1 de marzo de 2013

Una inspección rutinaria

Nikita no ha dejado de olisquear la maleta beis recuperada ayer de la cinta correspondiente  al último vuelo de British procedente de Londres.  Da vueltas y más vueltas, escarba en la cerradura y si pudiera hablar seguro que me gritaría: “ No seas imbécil, ábrela”.  Pero no puedo hacerlo sin la presencia de un mando. No lo permite el reglamento. Aguanto  estoicamente la mirada de reproche de Nikita y  a última hora, cuando llega el sargento le pongo en antecedentes del extraño comportamiento de nuestro mejor rastreador.

            El sargento examina la maleta. No tiene nada extraño salvo quizá su color y dos iniciales L.P. grabadas una en cada cerradura de números en la parte superior.
“Bien” , dice el sargento, “puesto que estas cerraduras  se abren con la mirada y no necesitamos forzar nada, ábrala y salgamos de dudas. Procure en todo caso dejar todo colocado como estaba.

            La maleta es de fibra lisa con asa telescópica y cuatro ruedas en el lateral derecho. Reventar la clave es juego de críos;   basta girar las ruedecillas dentadas muy despacio hasta sentir el distintivo clic  cuando la muesca coincide con el número de clave. A los pocos minutos saltan las cerraduras: 2207 y 1962. Sencillo e infantil. Probablemente la fecha de nacimiento de su propietario.

            Coloco la maleta cuidadosamente sobre la mesa y abro la tapa.  Me sorprende un fuertísimo olor a perfume, mezcla de tabaco, sándalo y aromas de pachuli.  No pensé que Nikita se alterara tanto por este perfume  a la vez empalagoso y varonil.
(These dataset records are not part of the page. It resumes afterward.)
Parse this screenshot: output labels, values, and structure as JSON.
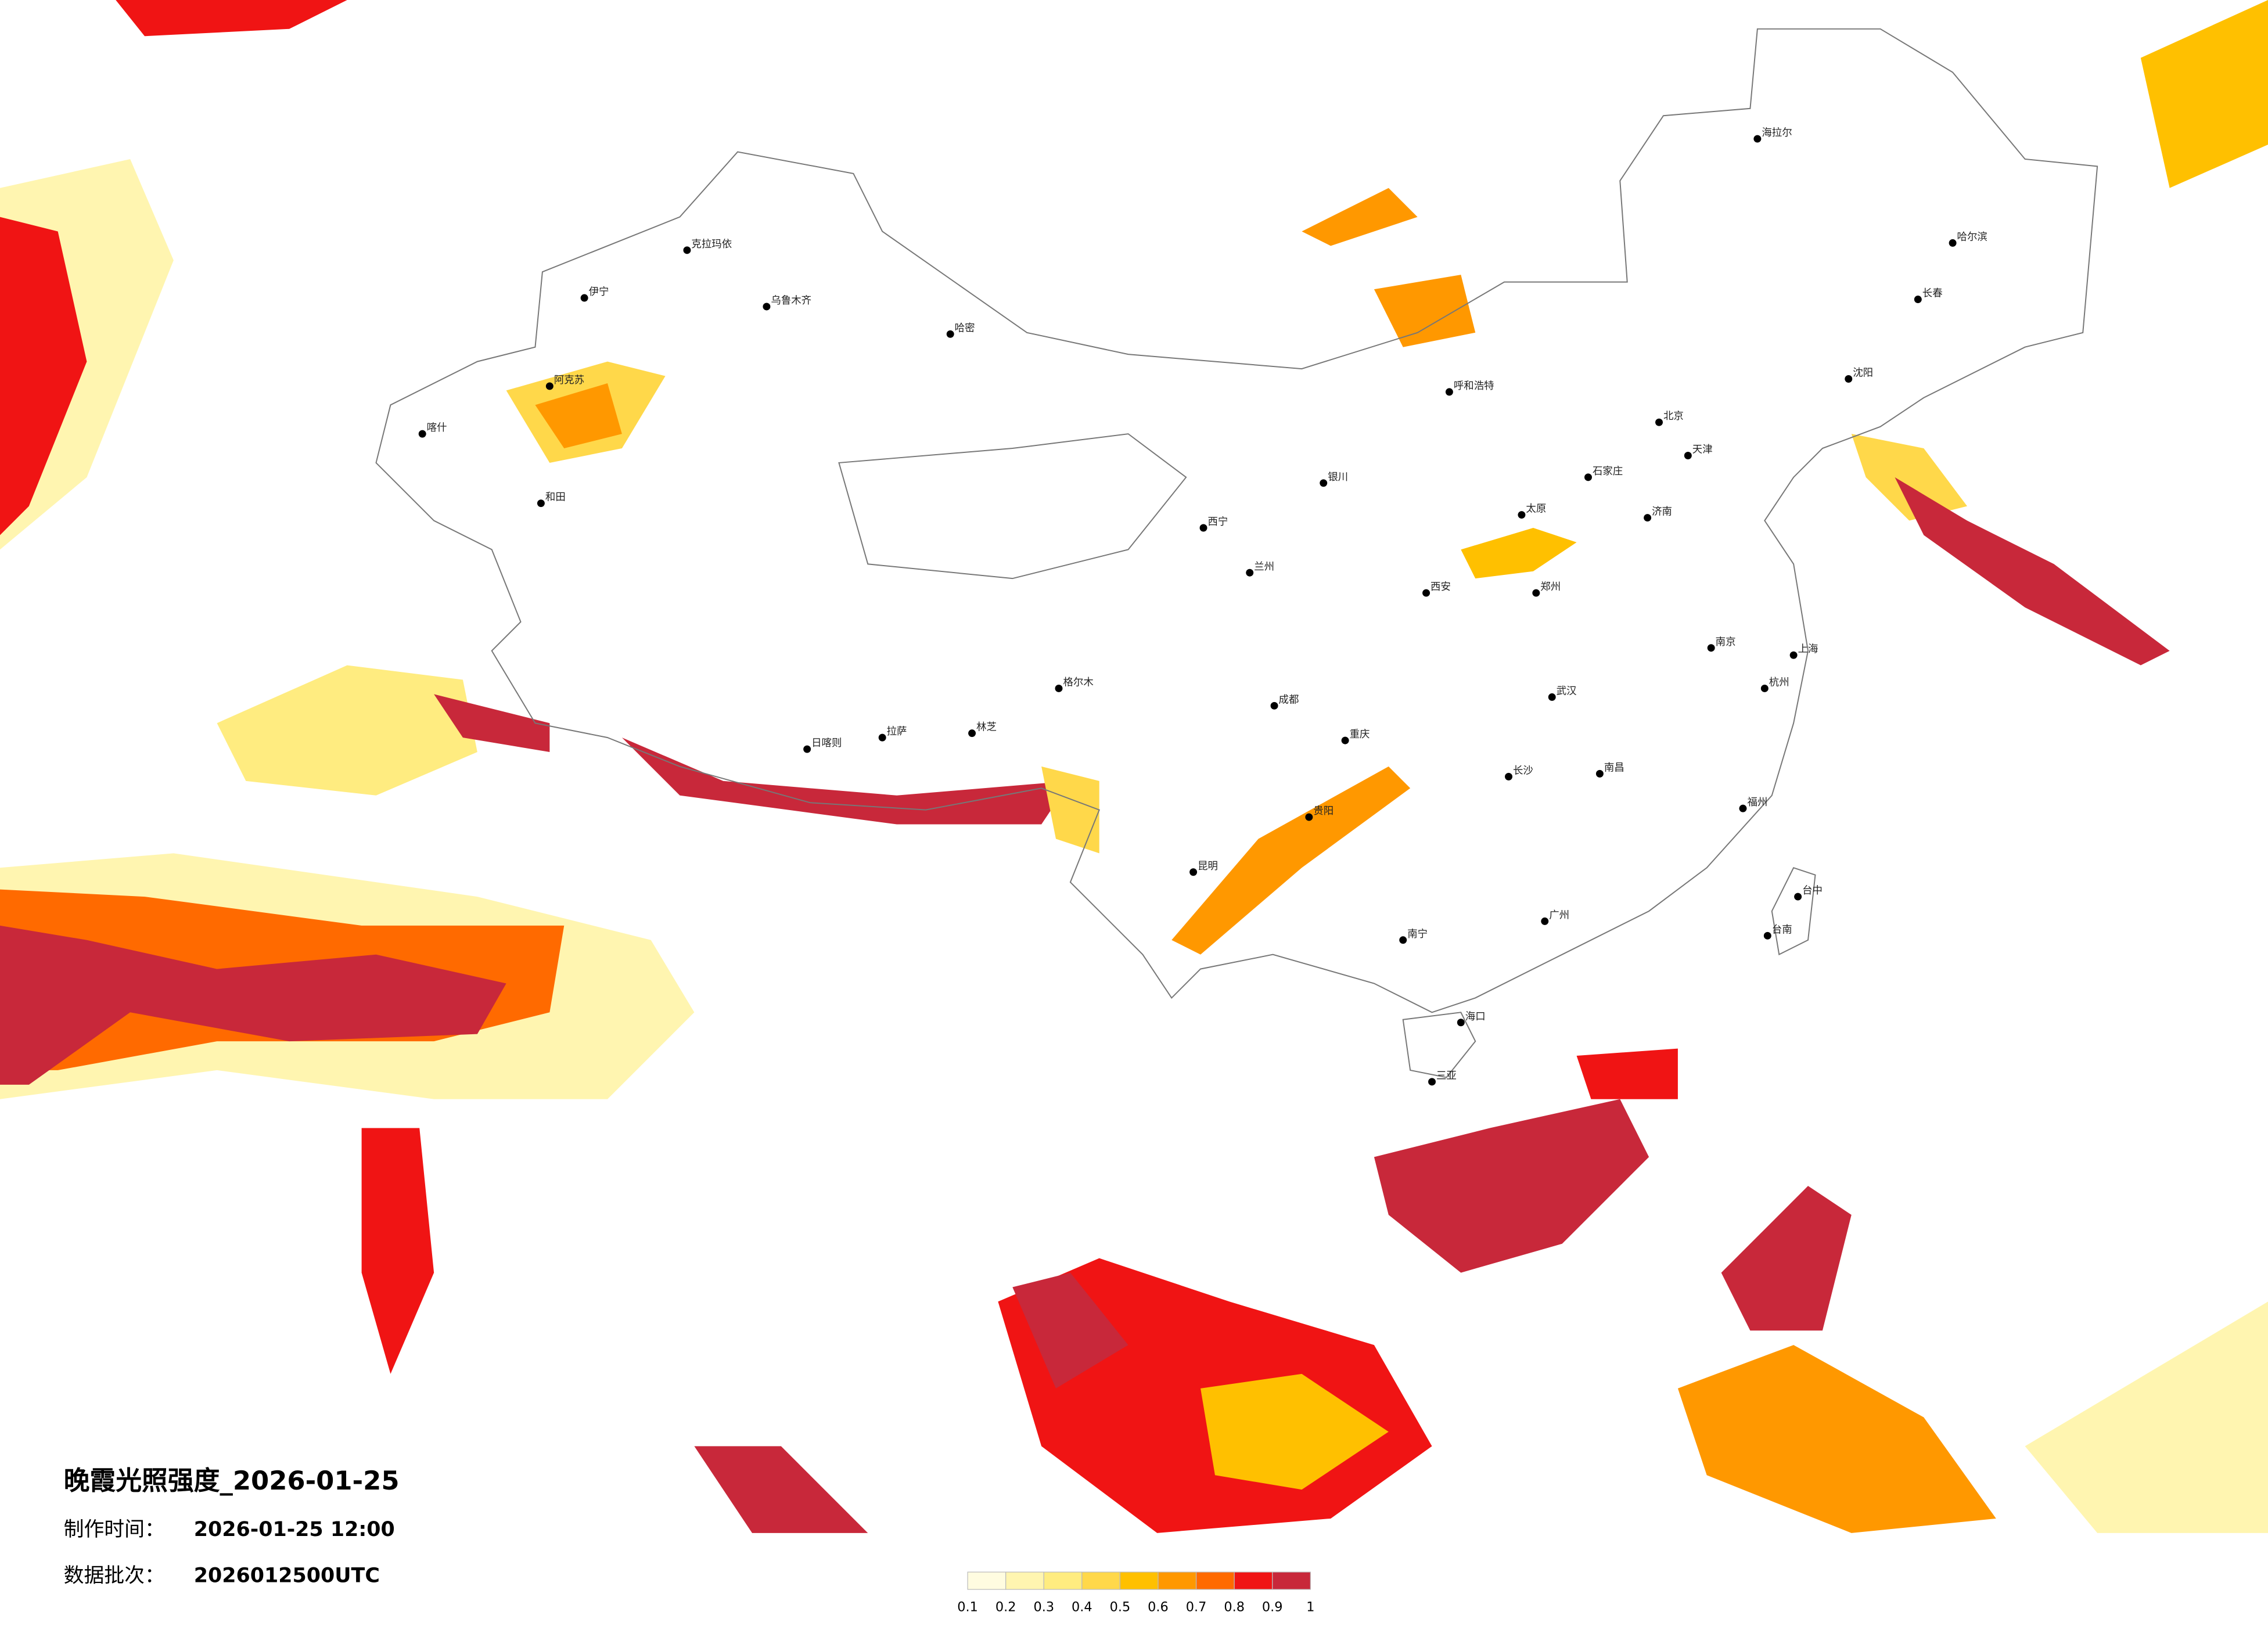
{
  "title": "晚霞光照强度_2026-01-25",
  "production_time": {
    "label": "制作时间：",
    "value": "2026-01-25 12:00"
  },
  "batch": {
    "label": "数据批次：",
    "value": "2026012500UTC"
  },
  "colorbar": {
    "ticks": [
      0.1,
      0.2,
      0.3,
      0.4,
      0.5,
      0.6,
      0.7,
      0.8,
      0.9,
      1
    ],
    "colors": [
      "#fffce0",
      "#fff5b0",
      "#ffec80",
      "#ffd84a",
      "#ffc000",
      "#ff9800",
      "#ff6a00",
      "#f01414",
      "#c8283a"
    ]
  },
  "cities": [
    "克拉玛依",
    "乌鲁木齐",
    "伊宁",
    "阿克苏",
    "喀什",
    "和田",
    "哈密",
    "拉萨",
    "日喀则",
    "林芝",
    "格尔木",
    "西宁",
    "兰州",
    "银川",
    "呼和浩特",
    "北京",
    "天津",
    "石家庄",
    "太原",
    "西安",
    "成都",
    "重庆",
    "贵阳",
    "昆明",
    "南宁",
    "广州",
    "长沙",
    "武汉",
    "南昌",
    "福州",
    "杭州",
    "上海",
    "南京",
    "济南",
    "郑州",
    "沈阳",
    "长春",
    "哈尔滨",
    "海拉尔",
    "台中",
    "台南",
    "海口",
    "三亚"
  ]
}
Me enfundo los preceptivos guantes de algodón blanco, y tras unos momentos de vana espera a que se disipe   el fuerte olor,  procedo a vaciarla tomando buena nota de la ubicación exacta de cada artículo que va saliendo.

Destaca en primer lugar y por encima de lo que parece ropa de caballero un libro de lujosa encuadernación de cuero con  repujados  en el canto, en la parte superior, el título: “Las confesiones de san Agustín” y en la inferior, las iniciales L.P. que ya observé en la cerradura.  Aparece ahora un terno  con chaleco, de color gris marengo y raya diplomática.

“Vaya resbalón” pienso para mí. “probablemente se trata del equipaje de un gentleman inglés, culto y distinguido con un gusto particular para los perfumes,  muy alejado de las preferencias olfativas de Nikita.”  Pero ya metido en harina prosigo con la inspección. Salen ahora dos camisas blancas, de algodón egipcio de cuello alto, amplio y abierto  apropiadas para nudos de corbata de tipo Wilson. Luego un jersey verde botella y una camisa de sport, de rayas y cuello con botones; una bolsa de aseo con maquinilla y crema de afeitar y lociones varias.  A continuación, calcetines negros  y ropa interior de caballero.  Todo normal, convencional, una inspección rutinaria y blanca  de la que el dueño no se va a enterar. 

Estoy a punto de colocar nuevamente la bolsa de aseo en su lugar, cuando me llama la atención una cinta de cuero negro que sobresale por debajo de unos calzoncillos  azules tipo bóxer. Curioso, tiro de ella, y aparece una especie de látigo de cinco correas rematado por una empuñadora igualmente de cuero artísticamente trenzado.   Sorprendido, cambio de opinión y sigo sacando objetos de la maleta.  Despejo el fondo de los frascos de colonia de nombres orientales y, entre las prendas de ropa interior masculina aparecen unas diminutas braguitas de encaje de color rosa chicle que parecerían de juguete si no fuera por unas oscuras manchas marrones. Haciendo juego, un sujetador del mismo estilo en el que se evidencian manchas oscuras muy parecidas a la sangre seca. Creo que finalmente y  a pesar mío, el dueño se va a enterar de que hemos revisado su maleta.